Sunday, October 6, 2013
Idle Thoughts -- Africans, Amerinds, and Socrates
Africans in their tribal ethics, tend to deny the existence of a person as a separate unique identity. This is contrary to the Western concept that a person is an individual simply by the nature of his existence. In many African systems, a person becomes a person when they are integrated into their culture, their society. A person then is perceived as such because he is part of the broader community. Being a person becomes a relationship issue rather than an inherent issue. An individual was not been initiated or otherwise taken into a tribe is not fully a person.
Because poverty and hunger are such critical issues for survival in many parts of Africa, there is much more emphasis upon these as rights rather than on political rights. The American Bill of Rights would make little sense in this African concept. After all, what is the value of freedom of speech, or freedom of religion when people are struggling simply to gain enough food to survive until the next day?
Further, the well-being of the individual is considered only in the context of the well-being of the community. The American attitude that the individual's prosperity will be reflected in the community's prosperity is not shared in traditional African views. Instead, they take the opposite view. If the community prospers, then the individual will also prosper.

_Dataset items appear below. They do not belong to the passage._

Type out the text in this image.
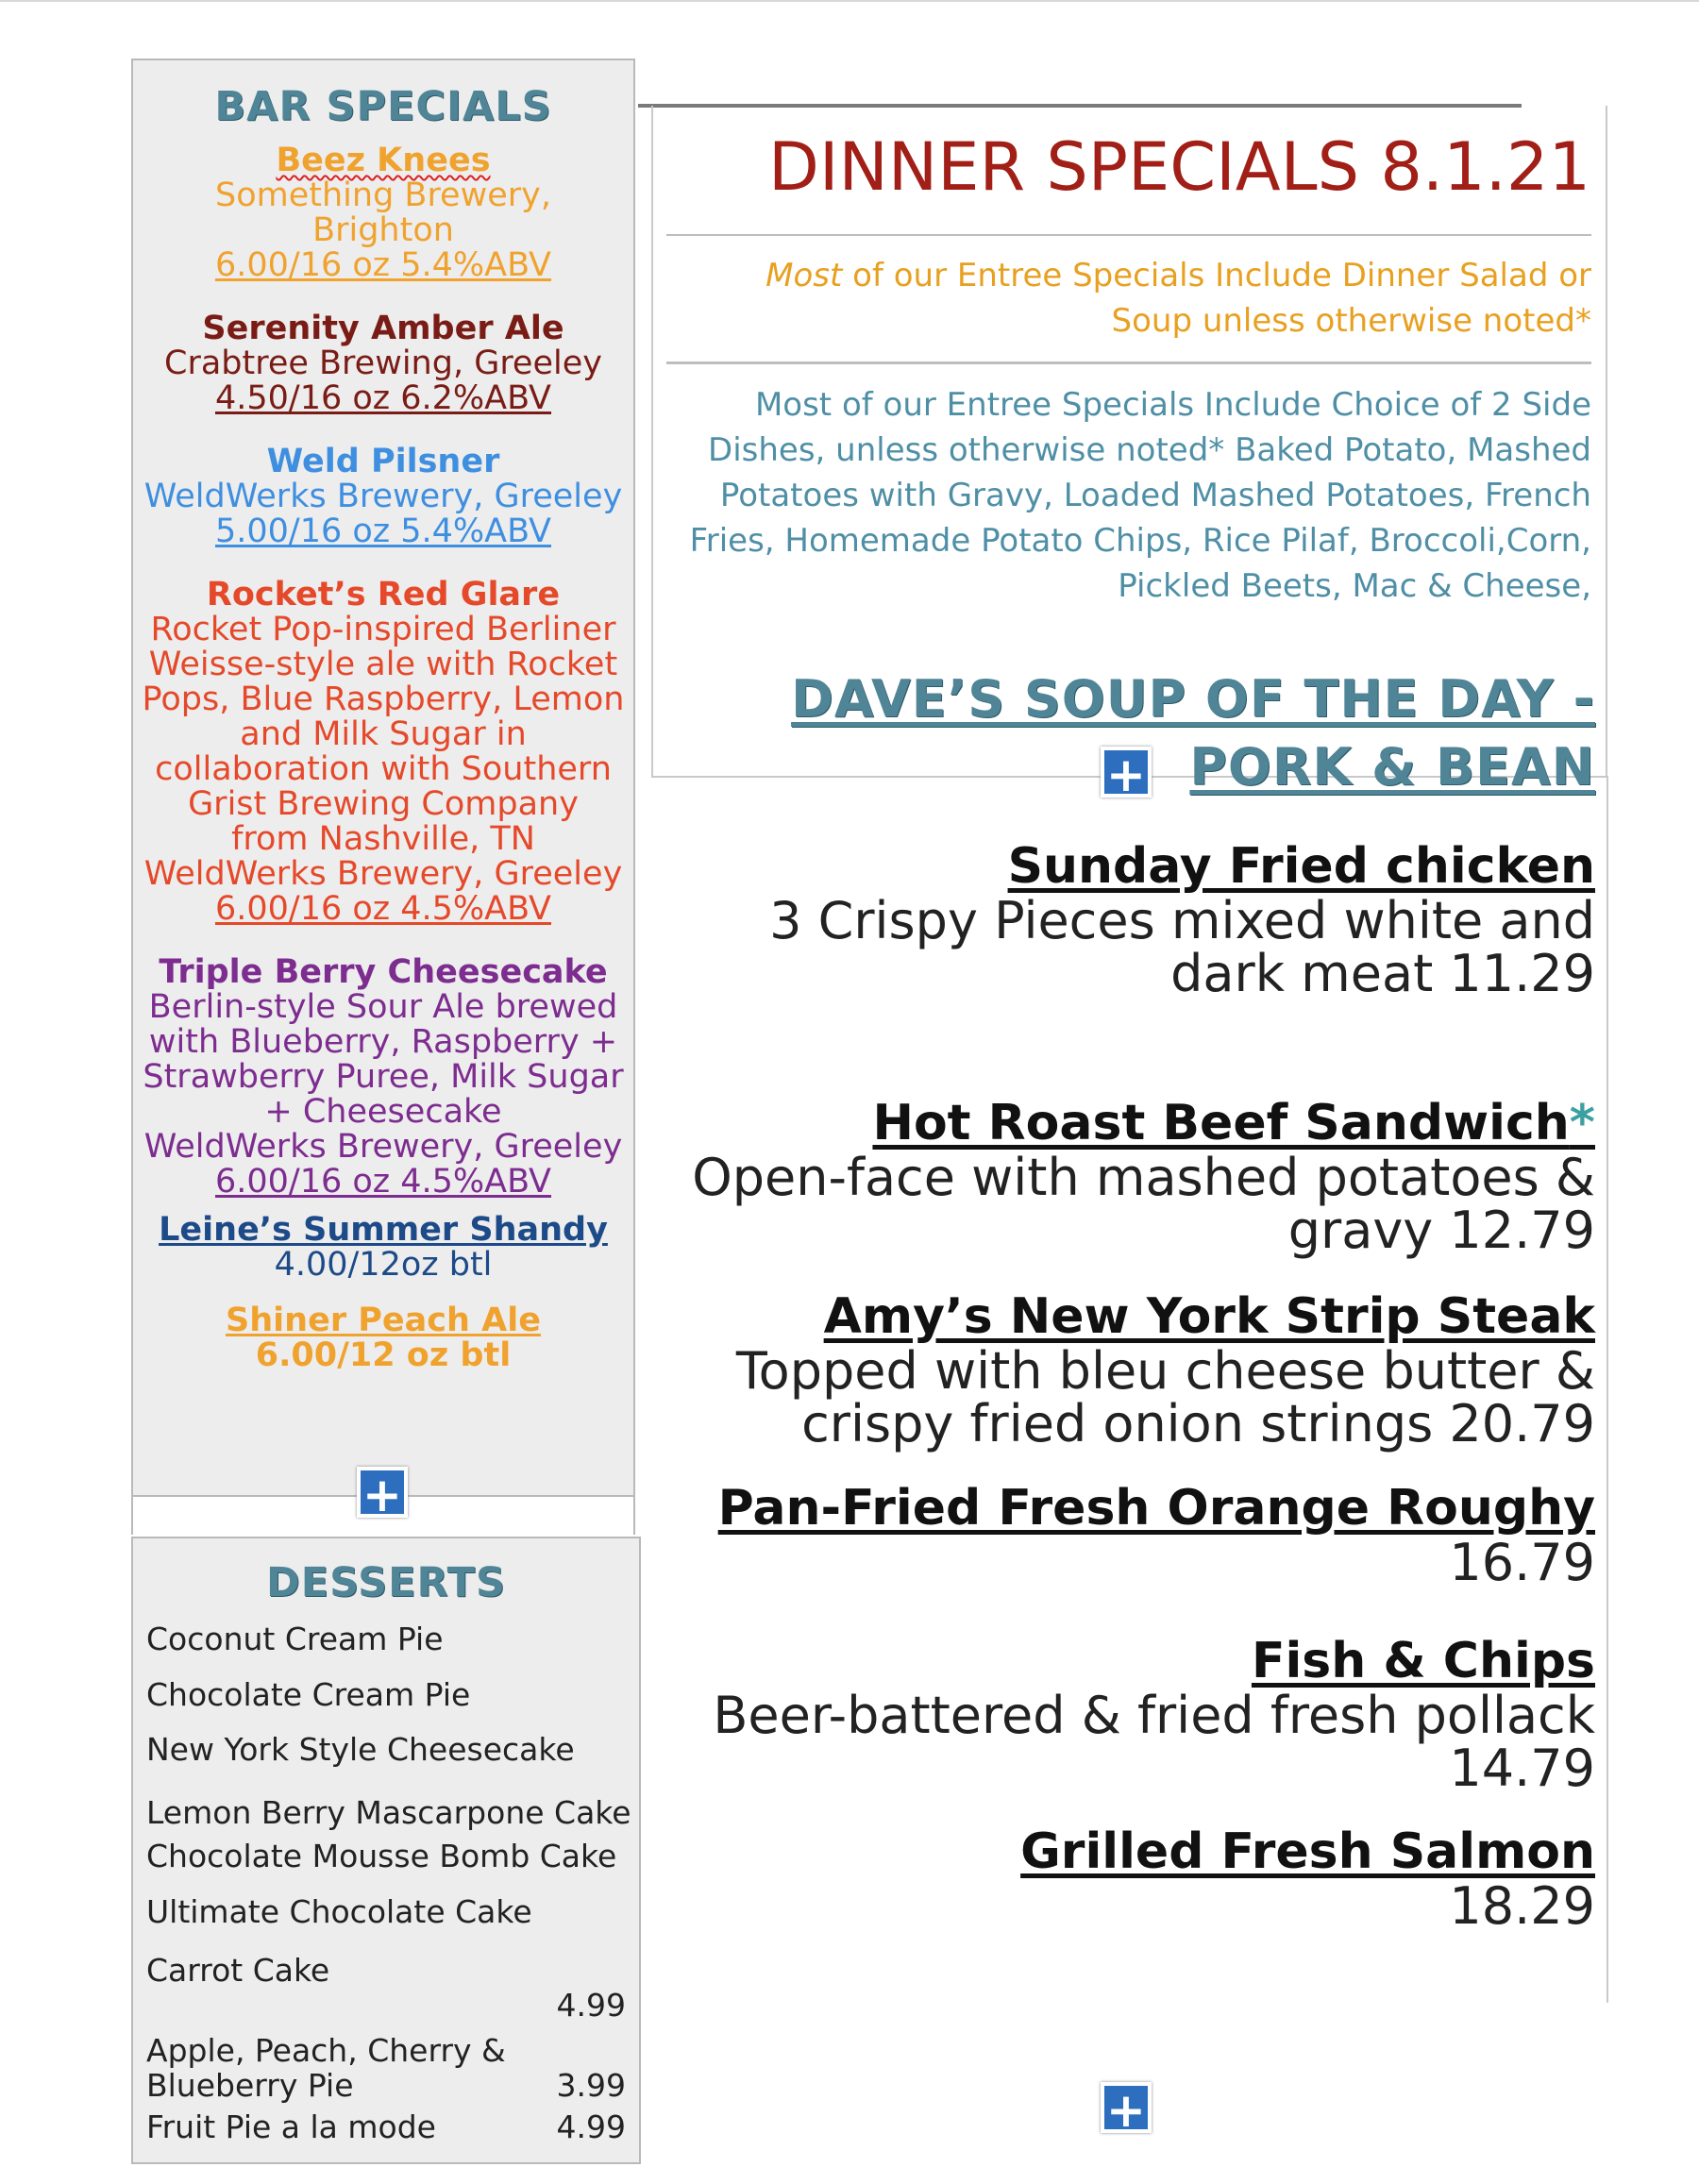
BAR SPECIALS
Beez Knees
Something Brewery,
Brighton
6.00/16 oz 5.4%ABV
Serenity Amber Ale
Crabtree Brewing, Greeley
4.50/16 oz 6.2%ABV
Weld Pilsner
WeldWerks Brewery, Greeley
5.00/16 oz 5.4%ABV
Rocket’s Red Glare
Rocket Pop-inspired Berliner
Weisse-style ale with Rocket
Pops, Blue Raspberry, Lemon
and Milk Sugar in
collaboration with Southern
Grist Brewing Company
from Nashville, TN
WeldWerks Brewery, Greeley
6.00/16 oz 4.5%ABV
Triple Berry Cheesecake
Berlin-style Sour Ale brewed
with Blueberry, Raspberry +
Strawberry Puree, Milk Sugar
+ Cheesecake
WeldWerks Brewery, Greeley
6.00/16 oz 4.5%ABV
Leine’s Summer Shandy
4.00/12oz btl
Shiner Peach Ale
6.00/12 oz btl
+
DESSERTS
Coconut Cream Pie
Chocolate Cream Pie
New York Style Cheesecake
Lemon Berry Mascarpone Cake
Chocolate Mousse Bomb Cake
Ultimate Chocolate Cake
Carrot Cake
4.99
Apple, Peach, Cherry &
Blueberry Pie	3.99
Fruit Pie a la mode	4.99
DINNER SPECIALS 8.1.21
Most of our Entree Specials Include Dinner Salad or Soup unless otherwise noted*
Most of our Entree Specials Include Choice of 2 Side Dishes, unless otherwise noted* Baked Potato, Mashed Potatoes with Gravy, Loaded Mashed Potatoes, French Fries, Homemade Potato Chips, Rice Pilaf, Broccoli,Corn, Pickled Beets, Mac & Cheese,
DAVE’S SOUP OF THE DAY - PORK & BEAN
+
Sunday Fried chicken
3 Crispy Pieces mixed white and dark meat 11.29
Hot Roast Beef Sandwich*
Open-face with mashed potatoes & gravy 12.79
Amy’s New York Strip Steak
Topped with bleu cheese butter & crispy fried onion strings 20.79
Pan-Fried Fresh Orange Roughy
16.79
Fish & Chips
Beer-battered & fried fresh pollack 14.79
Grilled Fresh Salmon
18.29
+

African ethics generally regard a person who fails to behave in a moral or ethical manner as lacking character. Since they also believe that a person's character depends upon the habits that he himself has formed, each individual is responsible for his own character or lack of character. So, if a person wishes to have a good character, he must make a conscious effort to act in a good way. Over time, this will become habitual and thus give him a good character.
An individual who lacks this character is often referred to, even in different African languages, as not a person. He is still regarded as a human being, but not a person. The two are different concepts in this way of thinking. Remember that being a person means being a part of your community or society. So a human being who is not actively a good and beneficial part of this society may be human, but he is not a person.
In the western mind personhood and being a human being are considered much the same thing. This is not true in African thought. In Western thought humanity and personhood are inherent traits which must be respected and honored. In African society being human is inherent trait but even so it must not necessarily be respected. Only a good human, a human with good character, can be regarded as a person. To us it is automatic. To them it is a state that must be earned.
In the African system, children are certainly human beings. They are certainly prized and precious members of the community. However, because they are not get old enough to make moral judgments they are not yet considered to be persons.
In a similar manner, many American Indian citizens of ethics regard the individual not in the Western sense as a single unit, but rather as part of a larger group. There are several groups to which an individual would belong. His own tribe. Other living things, as he is related to plants and animals around him. And also the ecosystem, the system of the air, water, and all of the natural processes that sustain life in general. This is not to say the Indians did not change the natural world around them. They did. However, they felt they had to do in a responsible manner. Thus the Indians honored, celebrated and in some cases even worshiped the very animals they killed for their survival. Westerners see man as the dominator or even conquer of nature, American Indians, very like Africans, saw humans as a part of the system.
Socrates agreed to an extent with both of these positions. He believed that virtue is something that can be taught. He believed that people only did wrong out of ignorance. He thought people are naturally good and if they only know about themselves effectively, then they will behave properly. He thought this was so because doing good things will always benefit you. Whereas doing bad things would always hurt you. Many today regard this is a very simplistic view of reality.
His focus, then, is on self-knowledge. People need to study themselves, learn about themselves, and then they will know right from wrong and will naturally perform good acts. He does believe that each individual is responsible for his own state of affairs. The person was not taken time to know himself and to learn about himself is responsible for that lack of effort.
He sees the individual, however, as important in and of himself. Neither African or Indian ethics see a person as a separate entity. They insist the person is part of a whole. Socrates does not completely reject this, but sees the individual as complete unto himself. His relationship to society is important, but does not define him as a person, unlike the definitions of the American Indian and African systems.
So he emphasizes self-knowledge and believes that people are inherently good although they are responsible for examining themselves to gain the knowledge which allows them to be good. He also sees the individual as important simply because he is an individual. This differs from the other two systems in that they feel that a person can become good, as Socrates does, but they feel the person becomes good not through self-knowledge, but through the very act of being good. In other words, it isn't about knowledge of oneself, it's about making a habit of doing the right thing.